Acórdão do Supremo Tribunal de Justiça
Processo:
048122
Nº Convencional: JSTJ00027672
Relator: FERNANDES MAGALHÃES
Descritores: BURLA
ELEMENTOS DA INFRACÇÃO
ENRIQUECIMENTO SEM CAUSA
Nº do Documento: SJ199506280481223
Data do Acordão: 06/28/1995
Votação: UNANIMIDADE
Tribunal Recurso: T CIRC BEJA
Processo no Tribunal Recurso: 139/91
Data: 12/20/1994
Texto Integral: S
Privacidade: 1
Meio Processual: REC PENAL.
Decisão: NEGADO PROVIMENTO.
Área Temática: DIR CRIM - CRIM C/SOCIEDADE / CRIM C/PATRIMÓNIO.
DIR PROC PENAL - RECURSOS. DIR CIV - DIR CONTRAT.
Legislação Nacional: D 13004 DE 1927/01/12 ARTIGO 23 ARTIGO 24.
DL 454/91 DE 1991/12/28 ARTIGO 11 N1 C.
CP82 ARTIGO 313 N1 C.
CPP87 ARTIGO 410.
CCIV66 ARTIGO 428 ARTIGO 799 ARTIGO 879.
Jurisprudência Nacional: ACÓRDÃO RC DE 1988/11/25 IN CJ ANO12 TV PAG67.
Sumário : Para verificação do elemento típico "enriquecimento ilegítimo" do crime de burla, é necessário provarem-se os requisitos do conceito civilístico de enriquecimento sem causa, ou seja: a) - o enriquecimento de alguém b) - o consequente empobrecimento de outrém c) - o nexo causal entre o enriquecimento do primeiro e o empobrecimento do segundo d) - a falta de causa justificativa do enriquecimento.
Decisão Texto Integral: Acordam no Supremo Tribunal de Justiça

A, com os sinais dos autos, e B com os sinais dos autos, foram pronunciados como co-autores materiais de um crime de burla qualificada previsto e punido pelos artigos 313 e 314 alínea c) do Código Penal, vindo a ser, após julgamento, absolvidos do mesmo.
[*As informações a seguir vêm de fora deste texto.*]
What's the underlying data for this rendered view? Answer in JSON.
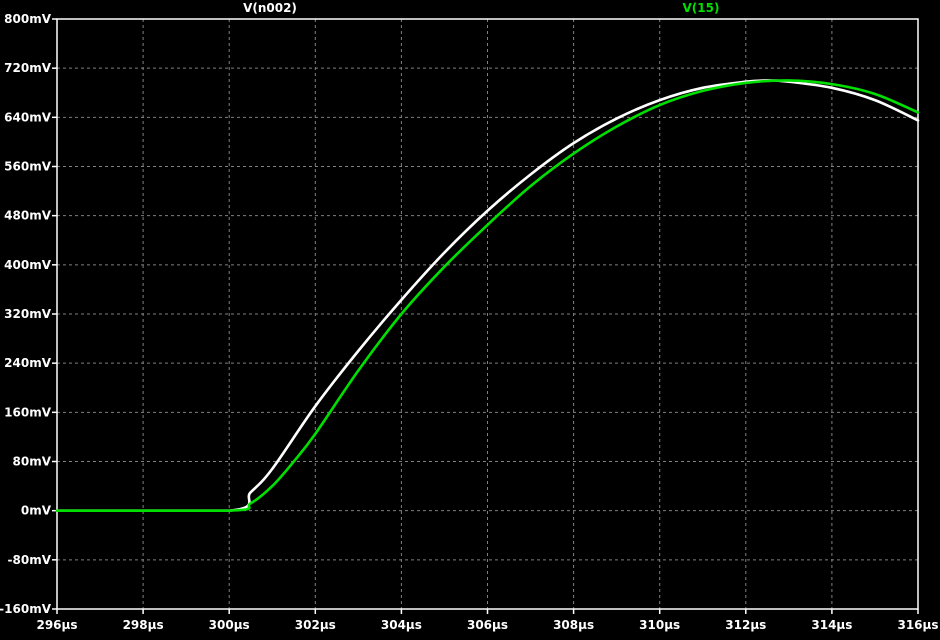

Recorreu dessa decisão do Tribunal Colectivo o Ministério Público que na sua motivação formulou as seguintes conclusões:
1 - Por terem sido emitidos 2 cheques para pagamento da mercadoria e posteriormente terem ordenado ao banco o não pagamento, com o falso fundamento de extravio, que sabiam não existir, os arguidos foram submetidos a julgamento, acusados da prática de um crime de burla previsto e punido pelos artigos 313 e 314 alínea c) do Código Penal, tendo sido absolvidos.
2 - Segundo a sentença os factos apurados seriam susceptíveis de integrar, não um crime de burla, mas um crime de emissão de cheque sem provisão (diferente e correcta qualificação jurídico-penal).
3 - E não só os não condenou por tal crime, por entender não se ter provado um elemento - prejuízo patrimonial - exigido pelo artigo 11 do Decreto-Lei n. 454/91.
4 - Concordamos com a inexistência do crime de burla, defendemos, porém, que de acordo com a matéria de facto apurada, verificam-se todos os elementos constitutivos do crime de emissão de cheque sem provisão, designadamente o prejuízo patrimonial.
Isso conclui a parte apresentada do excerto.